The RIVERS project adopts an interdisciplinary approach, crossing the fields of human rights and legal anthropology. “This project intends to address new ways of thinking about water, beyond the modern division between nature and culture, providing evidence of future ways to re-conceptualise human rights”, explains lead researcher, Lieselotte Viaene, from the Department of Social Sciences of the UC3M.
To do so, two large interrelated lines of action are considered. Firstly, they will analyse the different ways the indigenous people have of knowing and connecting to water, as well as studying the potential violation of the right to water on the part of certain extractive projects. And secondly, they will discuss the main challenges, difficulties and interlegal translation contributions of the diverse natures of water at national and international conferences.

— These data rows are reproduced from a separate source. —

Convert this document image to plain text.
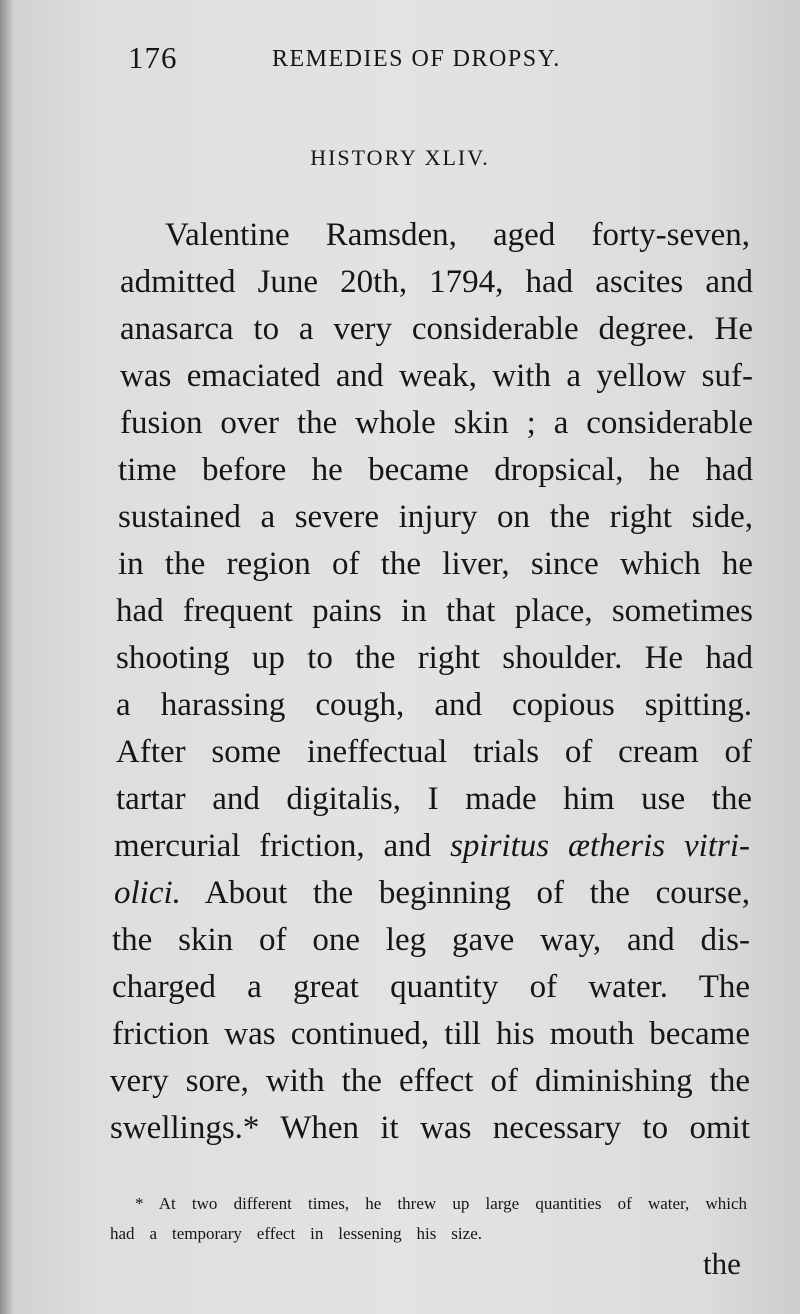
176	REMEDIES OF DROPSY.
HISTORY XLIV.
Valentine Ramsden, aged forty-seven,
admitted June 20th, 1794, had ascites and
anasarca to a very considerable degree. He
was emaciated and weak, with a yellow suf-
fusion over the whole skin ; a considerable
time before he became dropsical, he had
sustained a severe injury on the right side,
in the region of the liver, since which he
had frequent pains in that place, sometimes
shooting up to the right shoulder. He had
a harassing cough, and copious spitting.
After some ineffectual trials of cream of
tartar and digitalis, I made him use the
mercurial friction, and spiritus ætheris vitri-
olici. About the beginning of the course,
the skin of one leg gave way, and dis-
charged a great quantity of water. The
friction was continued, till his mouth became
very sore, with the effect of diminishing the
swellings.* When it was necessary to omit
* At two different times, he threw up large quantities of water, which
had a temporary effect in lessening his size.
the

In this sense they will develop a multi-situated analysis, including empirical case studies, in three contexts: Colombia, Nepal and the United Nations system of human rights protection recognised water as a human right in 2010. “RIVERS focuses on Colombia and Nepal as both countries are perceived as the regional examples with the most legal development in terms of human rights protection of indigenous people. In addition, on a local level in both countries, indigenous communities are faced with the successive dispossession of land and systematic violations of human rights by internal armed conflicts and extractive projects”, explains Lieselotte Viaene.
To what extent is our way of understanding and relating to water important? According to the researchers, water has traditionally been viewed in two ways: as a natural resource within a neo-liberal economic model or as a human right that should be legally protected. At present, conflicts over water around the world and the climate emergency are emphasising the way we understand and relate to water.